Maria Sharapova’s legal team has filed her appeal of her two-year suspension for doping and have requested for it to be expedited, the Court of Arbitration for Sport announced.
“Ms. Sharapova submits that the period of ineligibility should be eliminated, or in the alternative, reduced,” the CAS statement said.
A decision is expected to be made by July 18. If the suspension is eliminated or greatly reduced, Sharapova could compete at the 2016 Olympics in Rio de Janeiro in August. She is set to miss Wimbledon, which runs from June 27 to July 10.
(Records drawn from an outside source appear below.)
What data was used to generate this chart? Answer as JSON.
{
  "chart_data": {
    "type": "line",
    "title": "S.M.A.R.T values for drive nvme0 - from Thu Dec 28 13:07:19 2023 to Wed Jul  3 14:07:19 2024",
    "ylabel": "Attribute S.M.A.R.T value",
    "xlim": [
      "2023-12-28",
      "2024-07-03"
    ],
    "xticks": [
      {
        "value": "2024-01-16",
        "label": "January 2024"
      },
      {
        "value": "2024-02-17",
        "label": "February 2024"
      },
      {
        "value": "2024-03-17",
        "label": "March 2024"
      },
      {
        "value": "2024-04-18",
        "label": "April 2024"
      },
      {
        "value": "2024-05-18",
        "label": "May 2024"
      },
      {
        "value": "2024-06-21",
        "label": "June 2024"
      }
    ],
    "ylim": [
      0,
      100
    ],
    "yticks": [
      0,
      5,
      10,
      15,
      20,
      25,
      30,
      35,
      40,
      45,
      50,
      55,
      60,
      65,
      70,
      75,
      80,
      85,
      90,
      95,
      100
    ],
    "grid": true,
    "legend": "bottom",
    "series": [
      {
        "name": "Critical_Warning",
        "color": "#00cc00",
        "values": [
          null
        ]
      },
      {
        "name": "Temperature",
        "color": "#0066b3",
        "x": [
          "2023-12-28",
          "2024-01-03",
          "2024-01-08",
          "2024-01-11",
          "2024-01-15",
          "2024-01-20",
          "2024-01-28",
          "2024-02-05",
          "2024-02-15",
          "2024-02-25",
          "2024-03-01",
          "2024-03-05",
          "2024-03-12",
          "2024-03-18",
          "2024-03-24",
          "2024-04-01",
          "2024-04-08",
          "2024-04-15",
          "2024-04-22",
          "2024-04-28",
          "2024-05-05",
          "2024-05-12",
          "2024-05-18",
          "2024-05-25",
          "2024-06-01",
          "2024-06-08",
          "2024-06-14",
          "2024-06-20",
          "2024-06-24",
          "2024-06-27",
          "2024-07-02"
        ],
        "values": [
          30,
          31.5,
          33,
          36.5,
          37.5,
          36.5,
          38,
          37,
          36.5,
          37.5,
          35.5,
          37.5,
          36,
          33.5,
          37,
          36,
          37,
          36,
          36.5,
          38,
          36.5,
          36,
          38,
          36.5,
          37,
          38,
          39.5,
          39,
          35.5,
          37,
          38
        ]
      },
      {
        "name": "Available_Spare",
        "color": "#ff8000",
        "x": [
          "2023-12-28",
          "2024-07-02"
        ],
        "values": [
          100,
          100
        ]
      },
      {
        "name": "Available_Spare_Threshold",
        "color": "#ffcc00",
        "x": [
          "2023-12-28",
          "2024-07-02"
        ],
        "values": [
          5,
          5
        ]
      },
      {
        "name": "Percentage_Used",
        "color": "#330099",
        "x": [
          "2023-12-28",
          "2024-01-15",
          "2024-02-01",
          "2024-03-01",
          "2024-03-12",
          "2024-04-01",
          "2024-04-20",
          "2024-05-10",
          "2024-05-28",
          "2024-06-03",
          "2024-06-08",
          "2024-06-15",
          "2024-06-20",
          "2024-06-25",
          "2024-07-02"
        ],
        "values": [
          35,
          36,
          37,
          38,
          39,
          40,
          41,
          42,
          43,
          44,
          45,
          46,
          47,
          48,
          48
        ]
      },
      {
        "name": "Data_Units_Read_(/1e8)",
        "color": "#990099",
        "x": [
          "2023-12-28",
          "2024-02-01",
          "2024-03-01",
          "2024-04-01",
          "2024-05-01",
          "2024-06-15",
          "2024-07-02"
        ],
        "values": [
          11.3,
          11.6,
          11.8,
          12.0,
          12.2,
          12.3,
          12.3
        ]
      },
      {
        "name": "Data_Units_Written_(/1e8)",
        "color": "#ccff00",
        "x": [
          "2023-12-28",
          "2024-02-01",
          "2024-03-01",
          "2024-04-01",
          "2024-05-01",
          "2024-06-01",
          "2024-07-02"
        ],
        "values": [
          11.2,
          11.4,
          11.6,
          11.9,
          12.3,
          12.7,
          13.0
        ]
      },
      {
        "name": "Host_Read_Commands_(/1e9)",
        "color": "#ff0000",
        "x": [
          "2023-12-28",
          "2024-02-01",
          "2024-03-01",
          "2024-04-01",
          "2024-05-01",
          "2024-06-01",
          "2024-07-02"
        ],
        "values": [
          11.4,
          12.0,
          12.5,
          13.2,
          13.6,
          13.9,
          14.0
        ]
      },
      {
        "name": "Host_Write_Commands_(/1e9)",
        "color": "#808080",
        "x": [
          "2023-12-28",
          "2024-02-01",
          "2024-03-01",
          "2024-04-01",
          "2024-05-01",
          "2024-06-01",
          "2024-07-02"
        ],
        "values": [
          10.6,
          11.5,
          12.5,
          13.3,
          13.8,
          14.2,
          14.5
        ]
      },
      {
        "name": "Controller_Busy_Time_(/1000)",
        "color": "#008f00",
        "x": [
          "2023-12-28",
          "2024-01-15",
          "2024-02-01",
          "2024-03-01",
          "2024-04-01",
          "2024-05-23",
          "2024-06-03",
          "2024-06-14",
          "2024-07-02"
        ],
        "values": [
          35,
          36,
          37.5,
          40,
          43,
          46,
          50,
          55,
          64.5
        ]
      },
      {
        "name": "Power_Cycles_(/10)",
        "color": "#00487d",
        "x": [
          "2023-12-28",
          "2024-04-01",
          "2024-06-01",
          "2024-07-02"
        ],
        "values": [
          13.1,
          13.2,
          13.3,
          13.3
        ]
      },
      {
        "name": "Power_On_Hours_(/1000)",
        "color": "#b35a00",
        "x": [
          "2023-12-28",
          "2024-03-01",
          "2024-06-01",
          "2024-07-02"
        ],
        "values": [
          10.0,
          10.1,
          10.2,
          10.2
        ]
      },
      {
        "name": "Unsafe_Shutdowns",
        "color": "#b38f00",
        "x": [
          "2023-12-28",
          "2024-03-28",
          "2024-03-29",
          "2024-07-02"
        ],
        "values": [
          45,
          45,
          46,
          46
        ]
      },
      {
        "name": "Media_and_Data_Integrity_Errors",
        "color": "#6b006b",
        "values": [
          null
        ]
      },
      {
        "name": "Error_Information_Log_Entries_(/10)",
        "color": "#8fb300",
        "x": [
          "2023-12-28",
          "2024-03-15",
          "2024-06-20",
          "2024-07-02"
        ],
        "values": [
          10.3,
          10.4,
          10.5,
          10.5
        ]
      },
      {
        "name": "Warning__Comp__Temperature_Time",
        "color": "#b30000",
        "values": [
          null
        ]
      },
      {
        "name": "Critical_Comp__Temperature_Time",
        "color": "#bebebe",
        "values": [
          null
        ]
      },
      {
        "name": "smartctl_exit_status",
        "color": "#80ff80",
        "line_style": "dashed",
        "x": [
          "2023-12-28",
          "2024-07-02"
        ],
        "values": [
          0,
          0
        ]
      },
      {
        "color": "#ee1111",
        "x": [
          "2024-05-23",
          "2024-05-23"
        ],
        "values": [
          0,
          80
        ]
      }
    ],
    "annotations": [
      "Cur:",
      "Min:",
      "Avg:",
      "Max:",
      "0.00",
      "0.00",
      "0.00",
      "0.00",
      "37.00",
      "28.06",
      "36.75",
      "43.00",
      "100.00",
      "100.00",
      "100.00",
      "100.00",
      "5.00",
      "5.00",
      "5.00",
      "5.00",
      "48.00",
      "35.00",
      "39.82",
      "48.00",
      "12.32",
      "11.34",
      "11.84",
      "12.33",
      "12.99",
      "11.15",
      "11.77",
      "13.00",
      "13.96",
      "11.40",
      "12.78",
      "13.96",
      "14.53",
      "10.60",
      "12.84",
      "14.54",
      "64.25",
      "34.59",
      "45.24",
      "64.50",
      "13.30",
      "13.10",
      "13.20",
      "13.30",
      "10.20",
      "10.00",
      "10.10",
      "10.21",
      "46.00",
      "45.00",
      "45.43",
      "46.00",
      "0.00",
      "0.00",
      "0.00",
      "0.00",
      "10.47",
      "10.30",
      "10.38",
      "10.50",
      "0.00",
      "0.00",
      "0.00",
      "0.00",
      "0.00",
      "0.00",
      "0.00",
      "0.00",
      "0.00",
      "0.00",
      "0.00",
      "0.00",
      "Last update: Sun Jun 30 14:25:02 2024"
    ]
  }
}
It has not been decided whether or not the CAS will hold a hearing for Sharapova. The arbitration procedure will be kept confidential before the decision is announced.
In early March, Sharapova announced that she had tested positive for Meldonium, a heart disease drug, at the Australian Open. She was provisionally suspended from all tennis-related activities until the International Tennis Federation’s anti-doping body determined that a two-year ban was appropriate.
Following the announcement, former World’s No. 1 was provisionally suspended from all tennis-related activities. Meldonium, also known as Mildronate, was added to the World Anti-Doping Agency’s banned substance list on Jan. 1.
In April, WADA determined that athletes with a concentration of less than one microgram of Meldonium on tests before March 1 were acceptable. Sharapova said she had been taking the drug for years.